Immeuble, located in Arras (Pas-de-Calais), is a Renaissance château built in the 16th century. The monument is currently closed to visitors.
In the heart of Arras, this building, listed as a Historic Monument since 1920, epitomises the elegance of Flemish architecture, with its sandstone arcades and rhythmic façade typical of the great baroque squares of Arras.

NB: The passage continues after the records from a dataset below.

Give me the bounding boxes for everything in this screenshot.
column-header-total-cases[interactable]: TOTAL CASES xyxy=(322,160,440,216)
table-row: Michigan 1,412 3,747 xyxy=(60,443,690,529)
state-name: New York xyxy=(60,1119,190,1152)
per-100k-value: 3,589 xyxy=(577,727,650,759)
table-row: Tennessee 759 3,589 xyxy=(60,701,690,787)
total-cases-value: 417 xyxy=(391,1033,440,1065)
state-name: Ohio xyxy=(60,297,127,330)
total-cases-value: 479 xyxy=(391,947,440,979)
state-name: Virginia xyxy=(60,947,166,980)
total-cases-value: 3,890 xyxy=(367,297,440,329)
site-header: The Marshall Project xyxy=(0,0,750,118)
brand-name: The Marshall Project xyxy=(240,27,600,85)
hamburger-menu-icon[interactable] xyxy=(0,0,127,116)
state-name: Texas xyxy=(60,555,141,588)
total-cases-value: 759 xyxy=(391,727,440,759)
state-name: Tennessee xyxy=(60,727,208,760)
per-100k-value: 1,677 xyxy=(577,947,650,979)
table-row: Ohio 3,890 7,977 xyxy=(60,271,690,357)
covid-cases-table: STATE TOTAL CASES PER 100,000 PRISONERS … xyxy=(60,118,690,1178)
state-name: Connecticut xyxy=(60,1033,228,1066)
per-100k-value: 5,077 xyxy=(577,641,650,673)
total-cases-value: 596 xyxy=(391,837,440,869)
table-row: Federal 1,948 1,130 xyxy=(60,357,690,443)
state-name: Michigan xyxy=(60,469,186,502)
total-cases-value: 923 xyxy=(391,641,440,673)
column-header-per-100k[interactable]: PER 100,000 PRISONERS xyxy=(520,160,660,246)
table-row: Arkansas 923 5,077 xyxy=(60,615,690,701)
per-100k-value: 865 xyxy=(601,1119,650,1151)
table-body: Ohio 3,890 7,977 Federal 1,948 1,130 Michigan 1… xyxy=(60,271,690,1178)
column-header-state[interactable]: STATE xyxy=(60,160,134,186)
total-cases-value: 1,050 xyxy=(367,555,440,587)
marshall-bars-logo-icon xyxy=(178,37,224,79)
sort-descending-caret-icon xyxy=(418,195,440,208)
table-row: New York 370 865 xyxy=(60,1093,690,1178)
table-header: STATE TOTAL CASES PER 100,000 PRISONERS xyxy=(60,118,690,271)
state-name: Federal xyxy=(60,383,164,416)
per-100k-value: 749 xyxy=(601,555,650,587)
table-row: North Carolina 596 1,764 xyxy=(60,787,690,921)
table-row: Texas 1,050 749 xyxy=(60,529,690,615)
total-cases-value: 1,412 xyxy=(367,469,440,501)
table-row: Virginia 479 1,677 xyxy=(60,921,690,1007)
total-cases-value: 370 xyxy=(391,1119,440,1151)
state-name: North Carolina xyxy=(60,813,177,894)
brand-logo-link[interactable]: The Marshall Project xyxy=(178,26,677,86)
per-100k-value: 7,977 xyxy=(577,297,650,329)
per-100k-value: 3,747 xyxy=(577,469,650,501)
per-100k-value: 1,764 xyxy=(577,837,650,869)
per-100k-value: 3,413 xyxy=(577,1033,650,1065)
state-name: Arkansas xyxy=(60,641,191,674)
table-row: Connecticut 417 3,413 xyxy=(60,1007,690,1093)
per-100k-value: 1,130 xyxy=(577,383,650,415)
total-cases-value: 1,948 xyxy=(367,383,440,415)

Arras, the capital of the Artois region, is one of the French towns whose civil architectural heritage has suffered most from the conflicts, but it is also one of those that has managed to recover with remarkable stylistic coherence. Within this exceptional urban fabric, this building, listed as a Historic Monument by decree of 17 January 1920, bears witness to the bourgeois and commercial architecture that made the city famous in the 17th and 18th centuries. The uniqueness of this building lies in the fact that it is part of the flamando-baroque architectural tradition typical of the Artois region: facades in bluestone or brick and sandstone, arcades on the ground floor forming the famous "covered passageways" allowing merchants to move around in bad weather, stepped or scrolled gables topping strictly ordered bays. This decorative vocabulary, a legacy of the historical links between the Artois region and the Spanish Netherlands, gives Arras buildings an identity unrivalled in northern France. To visit this building is to be carried away by the memory of a prosperous merchant town, whose clothiers and merchants built a fortune visible in every sculpted lintel and polished sandstone pillar. The facade is in dialogue with the grand squares of the Grand'Place and Place des Héros, listed as some of the most beautiful and coherent architectural ensembles in Northern Europe. For lovers of civil architecture, curious strollers or photographers in search of framing shots, this building offers a concentrate of the art of building in the Artes region: harmonious proportions, noble materials, sculpted details revealing the hand of journeymen masters of their art. The low-angled light at the end of the day, reflected by the sandstone paving stones, transforms the façade into a particularly striking study in volumes and shadows.
The building is part of the Flamando-Baroque architectural tradition of Artois, characterised by a formal vocabulary that is codified but highly elegant. The façade features a vertical layout of regular bays, enlivened by pilasters or engaged columns in ashlar limestone or bluish sandstone, a material quarried in the Artois and Cambrésis regions. The ground floor is pierced by semi-circular or basket-handle arches, forming the typical canopies of the great squares of Arras, which enabled merchants and shoppers to move around sheltered from the rain. The two or three storeys are punctuated by mullioned or transomed windows, framed by moulded architraves and sometimes topped by triangular or curved pediments. The roof, steeply pitched in the northern tradition, is covered in slate or mechanical tiles and crowned with a scrolled or stepped gable that is the most immediately recognisable visual signature of Arras' civil architecture. The interior structure is based on thick load-bearing walls, with a stone or carved wooden baluster staircase serving the upper floors. Exposed joist floors, black Marquise marble fireplaces and painted wood panelling bear witness to the care taken with the interior decor. The ensemble reflects the technical and decorative mastery inherited from journeymen carpenters and stonemasons trained in the region's lodges.
Immeuble is located in Arras, Pas-de-Calais department, Hauts-de-France region, France.
Immeuble dates back to a period built during the Renaissance (16th century).
Immeuble is currently closed to visitors.